Catholic Charities resettled 500 refugees around Nashville last year.

"We go to the airport to pick them up and take them to where their apartment is already furnished," Adem said.

Most are from Iraq, Myanmar, the Sudan and Somalia. Only one was from Syria: Alrifai.

With a chemistry degree, she was a high school chemistry teacher before her home and her kids' school were destroyed. Yet, she managed to escape her home with her diploma in hand.

Alrifai has been working at a warehouse. Her father is a civil engineer, but without asylum, her dad can't work or get access to health insurance.

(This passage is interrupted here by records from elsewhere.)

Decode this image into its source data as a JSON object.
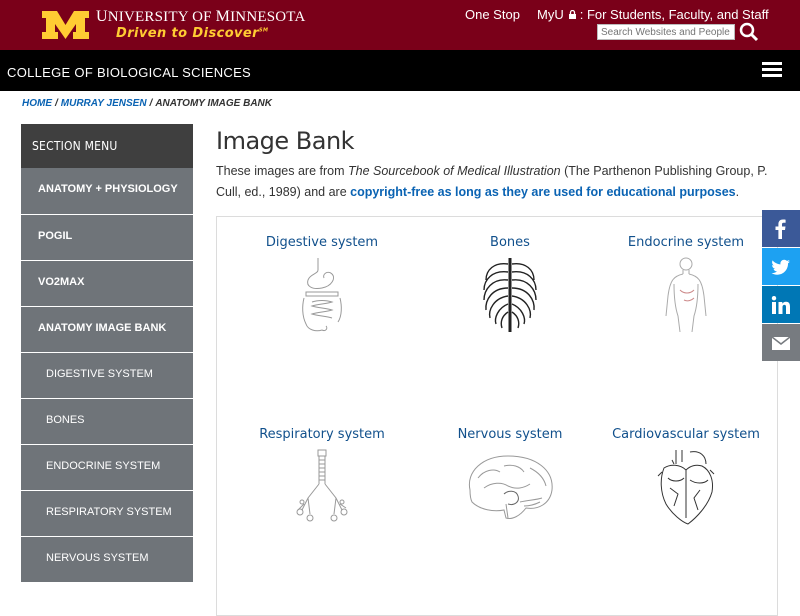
{
  "header": {
    "university_name_prefix": "U",
    "university_name_rest": "NIVERSITY OF ",
    "university_name_m": "M",
    "university_name_end": "INNESOTA",
    "tagline": "Driven to Discover",
    "tagline_mark": "SM",
    "one_stop": "One Stop",
    "myu_prefix": "MyU",
    "myu_suffix": ": For Students, Faculty, and Staff",
    "search_placeholder": "Search Websites and People"
  },
  "college": {
    "name": "COLLEGE OF BIOLOGICAL SCIENCES"
  },
  "breadcrumb": {
    "home": "HOME",
    "parent": "MURRAY JENSEN",
    "current": "ANATOMY IMAGE BANK",
    "separator": "/"
  },
  "sidebar": {
    "heading": "SECTION MENU",
    "items": [
      {
        "label": "ANATOMY + PHYSIOLOGY"
      },
      {
        "label": "POGIL"
      },
      {
        "label": "VO2MAX"
      },
      {
        "label": "ANATOMY IMAGE BANK"
      },
      {
        "label": "DIGESTIVE SYSTEM"
      },
      {
        "label": "BONES"
      },
      {
        "label": "ENDOCRINE SYSTEM"
      },
      {
        "label": "RESPIRATORY SYSTEM"
      },
      {
        "label": "NERVOUS SYSTEM"
      }
    ]
  },
  "main": {
    "title": "Image Bank",
    "intro_text_1": "These images are from ",
    "intro_book": "The Sourcebook of Medical Illustration",
    "intro_text_2": " (The Parthenon Publishing Group, P. Cull, ed., 1989) and are ",
    "intro_link": "copyright-free as long as they are used for educational purposes",
    "intro_text_3": ".",
    "gallery": [
      {
        "label": "Digestive system",
        "icon": "digestive-icon"
      },
      {
        "label": "Bones",
        "icon": "ribcage-icon"
      },
      {
        "label": "Endocrine system",
        "icon": "endocrine-icon"
      },
      {
        "label": "Respiratory system",
        "icon": "respiratory-icon"
      },
      {
        "label": "Nervous system",
        "icon": "brain-icon"
      },
      {
        "label": "Cardiovascular system",
        "icon": "heart-icon"
      }
    ]
  },
  "share": [
    {
      "name": "facebook",
      "color": "#3b5998"
    },
    {
      "name": "twitter",
      "color": "#1da1f2"
    },
    {
      "name": "linkedin",
      "color": "#0077b5"
    },
    {
      "name": "email",
      "color": "#777b80"
    }
  ],
  "colors": {
    "maroon": "#7a0019",
    "gold": "#ffcc33",
    "link": "#0a63b3",
    "menu": "#6f7479"
  }
}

Even so, she thought the future was bright. She had a car to drive to work and money to pay for gas. She said she loves Nashville, especially the people who live here.

"When I first came here I couldn't speak the language at all and I found a lot of schools, a lot of people who helped me a lot," she said.

With persistence and a lot of patience, she believed she would be reunited with the ones she loves most in the next six to nine months.

"For their safety and for their future I'm still struggling," she said with a smile.

She hoped to get her teaching certificate in Tennessee and once again teach Chemistry in a classroom.